You are using Coulomb's law, a classical physics law derived by observations, and even in classical physics the $1/r$ behavior cannot be carried to the limit of 0 radius. In particular your electron next to a negative plate has a complicated solution similar to the discussion in another question here . One has to use Maxwell's equations to solve for the case rigorously.It is only for two point charged particles that a mathematical infinity is implied, BUT point particles belong to the microcosm, and nature at small distances is quantum mechanical.
The electron is an elementary point particle, and quantum mechanics enters for elementary particles. In the quantum mechanical equations the 1/r potential controls the solutions, but the behavior of the particle is probabilistic.
When scattering an electron on an electron, for the radius of separation to be zero, infinite momentum would be needed due to the Heisenberg Uncertainty Principle ( HUP).
$$\sigma_x\sigma_p\geq \frac{\hbar}{2}$$
Thus an electron can "stay" as close to another electron as the momentum ( energy) supplied to keep it there.

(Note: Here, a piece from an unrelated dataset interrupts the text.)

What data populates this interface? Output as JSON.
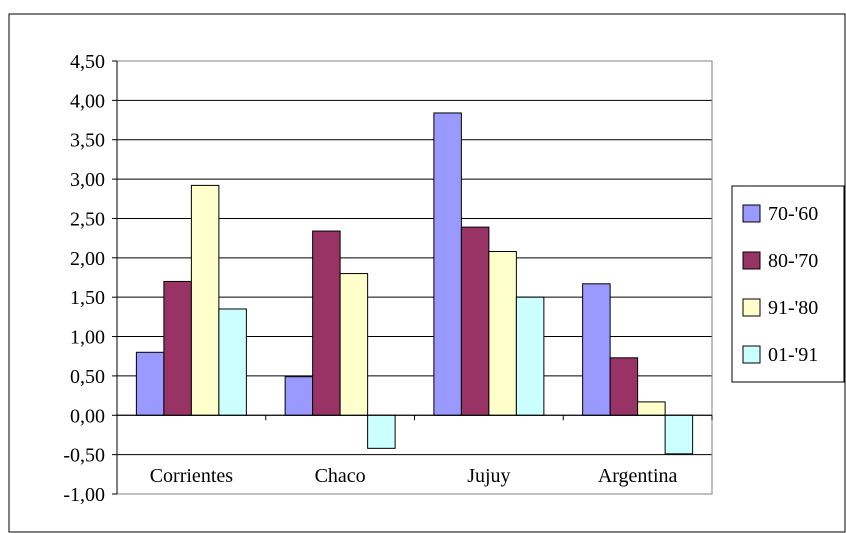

In the case of the attraction of an electron to a proton the solutions of the quantum mechanical equations give bound states.

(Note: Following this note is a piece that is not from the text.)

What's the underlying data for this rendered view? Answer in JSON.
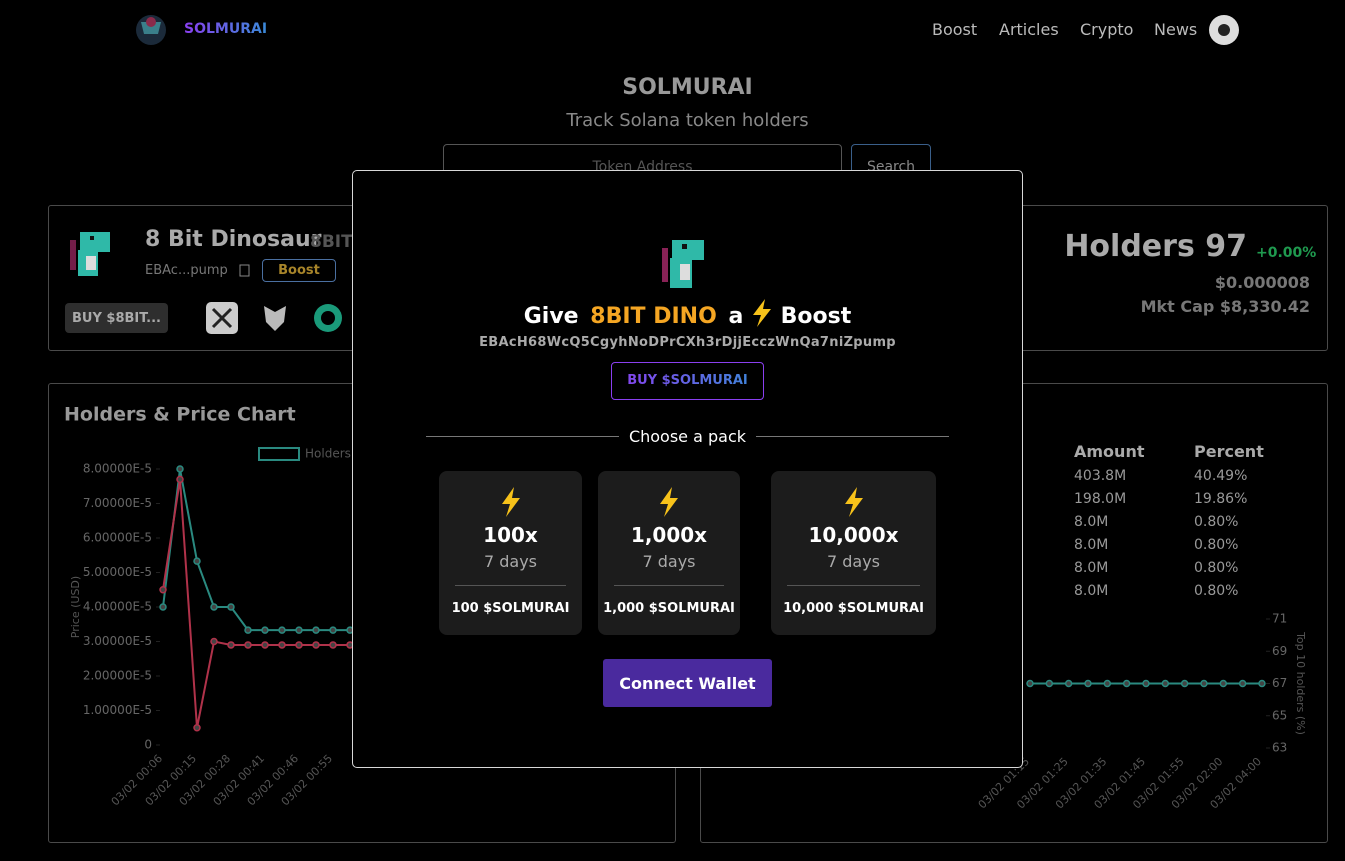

The $1/r$ potential is in the Schroedinger equation for the solutions of the system in the link above, and the solutions have no infinities. $a_0$ is the bohr radius = 0.0529nm
Bearing in mind that we're talking about ideal systems that don't really exist:
When you have point charges all the charge is localised at a point. So when you reach that point all the charge is a zero distance away from you. Hence the infinite force.
In a parallel plate capacitor the charge is spread out over the plate with some area $A$. If we take some part of this area $\delta A$ then the charge in that area is:
$$ Q = \sigma\delta A $$
where $\sigma$ is the surface charge density.
Suppose you're a point charge and you've just reached the plate. The area that is within some distance $dr$ from you is:
$$ \delta A = \pi dr^2 $$
So the charge within a distance $dr$ of you is:
$$ Q = \sigma\pi dr^2 $$
To get the charge that is a zero distance from you we have to let $dr \rightarrow 0$ so we get:
$$ Q = \sigma\pi 0^2 = 0 $$
And there's your answer. The amount of charge at zero distance from you is zero so the force on you from that charge is zero. There is still a force on you of course, but that force is the sum of all the forces from the charge that isn't at zero distance from you, and that force remains finite.
Notice, for $r=0$, how can you say that it is the system of two point charges or how can you apply the formula $E=\Large \frac{kQq}{r}$?
The formula of potential energy $E=\Large \frac{kQq}{r}$ is defined for the system of two point charges which are separated by a finite distance $r>0$ so if the point charges are brought very closer i.e. $r\to 0$ then the potential energy $E\to \infty\ $ (but $E\ne \infty$) i.e. the energy is too large but it has some large finite value.
but if one considers $r=0\implies E=\frac{kQq}{r}=\infty$ then it means that the point charges have coincided together (into a single point charge) & so the system of two point charges is no more in existence i.e. such system of charges is undefined. Hence in case of $r=0$, the energy $E$ is infinity i.e. $E$ is undefined.